You will need a lot of money to pay for childcare. In some parts of the country, the cost of daycare is the same or even more than a graduate student stipend. Depending on your household income, you need to decide whether your finances allow you to send your baby to a daycare. Take into consideration all the other costs such as diapers, formula, baby food, baby clothes, medical bills, etc. You can probably get an estimate of these costs from a local parenting group. If you can afford to have a baby, then you passed the first part of the test.
The second part, which might be even more challenging, is finding support. Graduate school is rarely a 9-5 job, so even if you have a full-time daycare, you will still need help on weekends, evenings, and when your baby gets sick. Here are some suggestions from other graduate student parents:
-Talk to your husband about how you will share childcare and housework.
- Find out your university's policy on maternity and possibly leave of absence.
- Enlist the help of your family after hours and on weekends (if they live close-by)
-Trade babysitting with other students, taking turns watching each other's kids
- Hire a young teenager (much cheaper than a babysitter) who plays with your baby while you are at home, so you can work or clean the house
- Borrow money from your parents to pay for childcare.
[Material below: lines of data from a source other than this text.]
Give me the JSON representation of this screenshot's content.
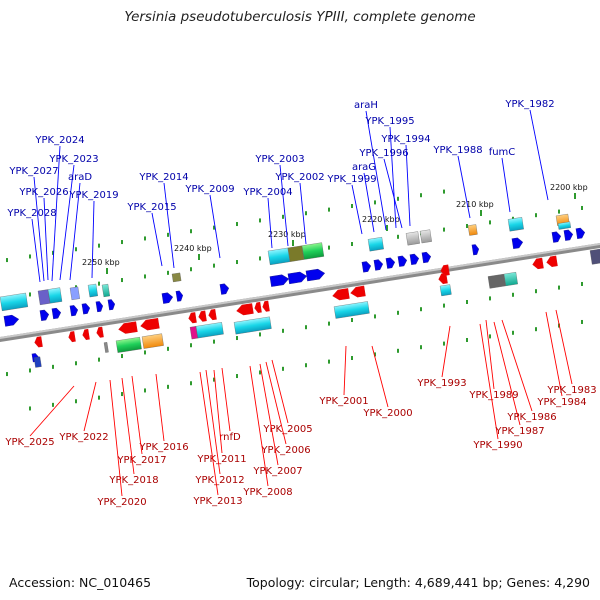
{
  "title": "Yersinia pseudotuberculosis YPIII, complete genome",
  "footer": {
    "accession": "Accession: NC_010465",
    "summary": "Topology: circular; Length: 4,689,441 bp; Genes: 4,290"
  },
  "colors": {
    "forward": "#1a1aa8",
    "forward_fill": "#0000ee",
    "reverse": "#dd1111",
    "reverse_fill": "#ee0000",
    "axis": "#777777"
  },
  "scale_ticks": [
    {
      "label": "2250 kbp"
    },
    {
      "label": "2240 kbp"
    },
    {
      "label": "2230 kbp"
    },
    {
      "label": "2220 kbp"
    },
    {
      "label": "2210 kbp"
    },
    {
      "label": "2200 kbp"
    }
  ],
  "top_labels": [
    {
      "text": "YPK_2024"
    },
    {
      "text": "YPK_2023"
    },
    {
      "text": "YPK_2027"
    },
    {
      "text": "araD"
    },
    {
      "text": "YPK_2026"
    },
    {
      "text": "YPK_2019"
    },
    {
      "text": "YPK_2028"
    },
    {
      "text": "YPK_2014"
    },
    {
      "text": "YPK_2015"
    },
    {
      "text": "YPK_2009"
    },
    {
      "text": "YPK_2003"
    },
    {
      "text": "YPK_2002"
    },
    {
      "text": "YPK_2004"
    },
    {
      "text": "YPK_1999"
    },
    {
      "text": "araG"
    },
    {
      "text": "araH"
    },
    {
      "text": "YPK_1995"
    },
    {
      "text": "YPK_1994"
    },
    {
      "text": "YPK_1996"
    },
    {
      "text": "YPK_1988"
    },
    {
      "text": "fumC"
    },
    {
      "text": "YPK_1982"
    }
  ],
  "bottom_labels": [
    {
      "text": "YPK_2025"
    },
    {
      "text": "YPK_2022"
    },
    {
      "text": "YPK_2016"
    },
    {
      "text": "YPK_2017"
    },
    {
      "text": "YPK_2018"
    },
    {
      "text": "YPK_2020"
    },
    {
      "text": "rnfD"
    },
    {
      "text": "YPK_2011"
    },
    {
      "text": "YPK_2012"
    },
    {
      "text": "YPK_2013"
    },
    {
      "text": "YPK_2005"
    },
    {
      "text": "YPK_2006"
    },
    {
      "text": "YPK_2007"
    },
    {
      "text": "YPK_2008"
    },
    {
      "text": "YPK_2001"
    },
    {
      "text": "YPK_2000"
    },
    {
      "text": "YPK_1993"
    },
    {
      "text": "YPK_1989"
    },
    {
      "text": "YPK_1990"
    },
    {
      "text": "YPK_1987"
    },
    {
      "text": "YPK_1986"
    },
    {
      "text": "YPK_1984"
    },
    {
      "text": "YPK_1983"
    }
  ]
}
Although this might put you in debt, you will probably graduate sooner.
-Daycares fill up fast, so get on all the waitlists as soon as the baby is on the way
-Consider "nannysharing", where one nanny cares for 2-3 kids, making the cost/family reasonable.
- Look at home-based daycares, which are usually cheaper than traditional ones. If you decide to go with option, make sure the home-based daycare is licensed. Sending your child to an unlicensed daycare is illegal in some states.
Before you finalize your family plans, be sure to talk to other students who are parents. While having a baby is a lot of work (and costs a lot of money) parents usually find ways to become more efficient at work and to live on less money. Parents in your area are the best resource, so ask them many questions!